Denúncia sobre suposta prática de crime cometido por Michael Martins caminha para fase final

O vereador de Várzea Alegre, Michael Martins (PP), é réu em processo (0800222-47.2021.4.05.8107) que tramita na 25ª Vara Federal do Ceará em Juazeiro do Norte, em razão de suposta prática do crime contra o sistema financeiro nacional.

De acordo com o Ministério Público Federal (MPF), Michael teria obtido financiamentos no valor de R$ 46.270,26, através do Programa Nacional de Fortalecimento da Agricultura – PRONAF – MAIS ALIMENTOS. Na denúncia o vereador teria utilizado os recursos de forma ilícita, comprando um veículo Fiat Strada e alugando o mesmo a pessoa jurídica denominada “FORTCAP”, que exerce atividade vinculada à realização de bingos, sem nenhuma relação com atividade rural.

Em sua defesa apresentada Michael alegou que o fato do veículo adquirido ter sido utilizado em funções diversas da atividade rural não tipifica crime, argumentando ainda a necessidade de reconhecimento da prescrição virtual.

Em decisão interlocutória recente, datada de 11/08/2023 e assinada pela Juíza Federal Gabriela Lima Fontenelle Câmara, a magistrada remete ao agendamento de uma data mais próxima desimpedida para a realização de audiência de instrução e julgamento.

Confira um trecho do “Mérito” da causa:

Conquanto oportunizado o contraditório, nos termos do art. 396 do Código de Processo Penal, o(a) RÉU(RÉ) não apresentou nenhuma tese defensiva comprovada de plano.

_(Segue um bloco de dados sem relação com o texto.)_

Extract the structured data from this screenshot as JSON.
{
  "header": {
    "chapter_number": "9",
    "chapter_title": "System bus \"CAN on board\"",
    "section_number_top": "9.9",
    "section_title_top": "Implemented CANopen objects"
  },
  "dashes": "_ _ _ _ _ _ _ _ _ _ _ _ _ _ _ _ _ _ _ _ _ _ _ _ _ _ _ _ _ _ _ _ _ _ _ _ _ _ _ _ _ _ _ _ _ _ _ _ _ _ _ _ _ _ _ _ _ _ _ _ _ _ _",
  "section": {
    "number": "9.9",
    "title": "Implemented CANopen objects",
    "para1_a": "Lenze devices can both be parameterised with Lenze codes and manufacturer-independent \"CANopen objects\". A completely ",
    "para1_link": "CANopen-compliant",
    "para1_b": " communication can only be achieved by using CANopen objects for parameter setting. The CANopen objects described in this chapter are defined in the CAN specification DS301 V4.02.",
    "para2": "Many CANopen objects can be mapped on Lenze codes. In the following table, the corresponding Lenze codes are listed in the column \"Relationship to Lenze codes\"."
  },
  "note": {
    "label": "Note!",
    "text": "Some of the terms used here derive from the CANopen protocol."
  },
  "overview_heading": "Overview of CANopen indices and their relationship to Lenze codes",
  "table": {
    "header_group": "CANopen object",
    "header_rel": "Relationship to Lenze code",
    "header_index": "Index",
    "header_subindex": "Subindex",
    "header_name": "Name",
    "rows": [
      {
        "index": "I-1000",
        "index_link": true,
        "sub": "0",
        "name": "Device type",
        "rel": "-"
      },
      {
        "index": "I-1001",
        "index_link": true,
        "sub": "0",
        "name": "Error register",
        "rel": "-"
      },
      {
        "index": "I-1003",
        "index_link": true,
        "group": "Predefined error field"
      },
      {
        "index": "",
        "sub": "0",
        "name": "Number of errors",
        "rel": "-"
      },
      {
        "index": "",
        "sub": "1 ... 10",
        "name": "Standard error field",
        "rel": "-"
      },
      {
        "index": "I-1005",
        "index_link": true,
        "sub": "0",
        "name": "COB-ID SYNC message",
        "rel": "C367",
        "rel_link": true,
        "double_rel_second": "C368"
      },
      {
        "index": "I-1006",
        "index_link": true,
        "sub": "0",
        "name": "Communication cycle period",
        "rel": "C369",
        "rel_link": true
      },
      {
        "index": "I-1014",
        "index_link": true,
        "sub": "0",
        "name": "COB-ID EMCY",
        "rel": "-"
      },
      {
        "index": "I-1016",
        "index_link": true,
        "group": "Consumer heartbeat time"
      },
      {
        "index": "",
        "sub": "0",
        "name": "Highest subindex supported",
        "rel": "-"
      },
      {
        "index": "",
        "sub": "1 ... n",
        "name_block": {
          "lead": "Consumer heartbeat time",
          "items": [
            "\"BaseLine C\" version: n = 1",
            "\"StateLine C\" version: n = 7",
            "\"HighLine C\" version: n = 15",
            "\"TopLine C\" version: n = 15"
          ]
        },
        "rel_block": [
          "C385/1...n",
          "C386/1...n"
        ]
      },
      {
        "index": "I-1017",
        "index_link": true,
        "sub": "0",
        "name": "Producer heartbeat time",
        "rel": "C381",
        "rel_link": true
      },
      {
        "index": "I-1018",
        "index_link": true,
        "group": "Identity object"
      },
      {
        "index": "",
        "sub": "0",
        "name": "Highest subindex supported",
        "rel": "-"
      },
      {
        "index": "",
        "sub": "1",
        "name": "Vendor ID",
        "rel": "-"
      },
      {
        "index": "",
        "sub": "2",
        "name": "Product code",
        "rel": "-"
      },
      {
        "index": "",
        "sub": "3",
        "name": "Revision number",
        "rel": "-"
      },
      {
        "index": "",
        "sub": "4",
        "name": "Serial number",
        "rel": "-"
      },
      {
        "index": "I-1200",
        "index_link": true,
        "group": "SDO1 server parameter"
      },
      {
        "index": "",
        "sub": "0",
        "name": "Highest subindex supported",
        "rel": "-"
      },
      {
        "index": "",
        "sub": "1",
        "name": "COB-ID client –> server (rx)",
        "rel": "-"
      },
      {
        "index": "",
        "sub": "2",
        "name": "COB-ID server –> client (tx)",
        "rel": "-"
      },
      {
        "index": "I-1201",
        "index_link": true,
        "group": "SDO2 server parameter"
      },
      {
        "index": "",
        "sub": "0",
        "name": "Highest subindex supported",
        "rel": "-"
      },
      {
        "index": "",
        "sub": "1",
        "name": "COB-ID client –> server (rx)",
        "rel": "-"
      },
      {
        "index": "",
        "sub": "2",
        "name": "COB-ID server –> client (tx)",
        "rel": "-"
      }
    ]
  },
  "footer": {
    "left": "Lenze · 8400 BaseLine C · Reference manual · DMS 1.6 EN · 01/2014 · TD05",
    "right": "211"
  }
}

Com efeito, o acusado apenas afirma a atipicidade da conduta e alega que todos os valores obtidos por meio da linha de crédito vinculado ao PRONAF – MAIS ALIMENTOS foram utilizados em investimentos na sua propriedade rural e que, assim, não houve aplicação em finalidade diversa dos recursos concedidos pelas instituições financeiras oficiais.

Não há, portanto, superveniência de nenhum fato que enseje modificação quanto ao que decidido por ocasião do recebimento da denúncia. Por oportuno, reproduzo trechos daquela decisão pela qual se concluiu ser o caso de instauração da ação penal:

O MPF expôs o suposto fato criminoso e individualizou a conduta do denunciado. Segundo a acusação, MICHEL MARTINS DOS SANTOS aplicou em finalidade diversa da prevista em contrato recursos provenientes de instituições financeiras oficiais, na linha de crédito vinculado ao PRONAF – MAIS ALIMENTOS.

Os indícios de autoria são depreendidos da Nota de Crédito Rural nº 72.2013.1168.5913 (Id. 4058107.21941024, fls. 20/27), que aponta MICHEL MARTINS DOS SANTOS como beneficiário da quantia de R$ 11.978,88 (onze mil, novecentos e setenta e oito reais e oitenta e oito centavos) a ser utilizada exclusivamente para a realização de investimentos em propriedade rural conforme o orçamento descriminado.

Há ainda informação apresentada pelo Banco do Brasil (Id. 4058107. 21941024), que noticia a existência de operação de crédito nº 4000331 firmada pelo denunciado no âmbito do PRONAF – MAIS ALIMENTOS, na qual houve a contratação de financiamento na ordem de R$ 34.291,38 (trinta e quatro mil, duzentos e noventa e um reais e trinta e oito centavos). Ademais, em depoimento prestado diante da autoridade policial (Id. 4058107.21940994, fl. 62 e Id. 4058107. 21941024, fl. 01), o denunciado afirmou que:

(…) QUE seu projeto de plantio de bananas não prosperou, o que levou o ora declarante a uma situação patrimonial difícil, pois se encontrava diante de um financiamento – que tem que ser pago – e sem meio para tal o projeto de plantio de bananas; QUE quando viu uma oportunidade de obter renda com aquele veículo (mediante o uso na empresa “Riscadinha do bem”), aproveitou a oportunidade;

QUE presentemente a empresa “Riscadinha do bem” não existe mais, estando o veículo em uso perante a empresa “FORT CAP”, QUE mais de noventa por cento dos veículos obtidos com financiamento são utilizados com desvio de finalidade (…)” (Destacou-se)

Portanto, o acusado reconheceu a utilização do bem adquirido em finalidade diversa da pactuada com as instituições financeiras.””

Ainda seguindo a avaliação da juíza, explícita em seu Despacho, “A resposta escrita, bem como os documentos que as acompanharam, são insuficientes para se demonstrar qualquer circunstância que exclua o crime ou isente o(a) RÉU(RÉ) de pena. Nenhuma das teses defensivas expostas são comprováveis de plano.”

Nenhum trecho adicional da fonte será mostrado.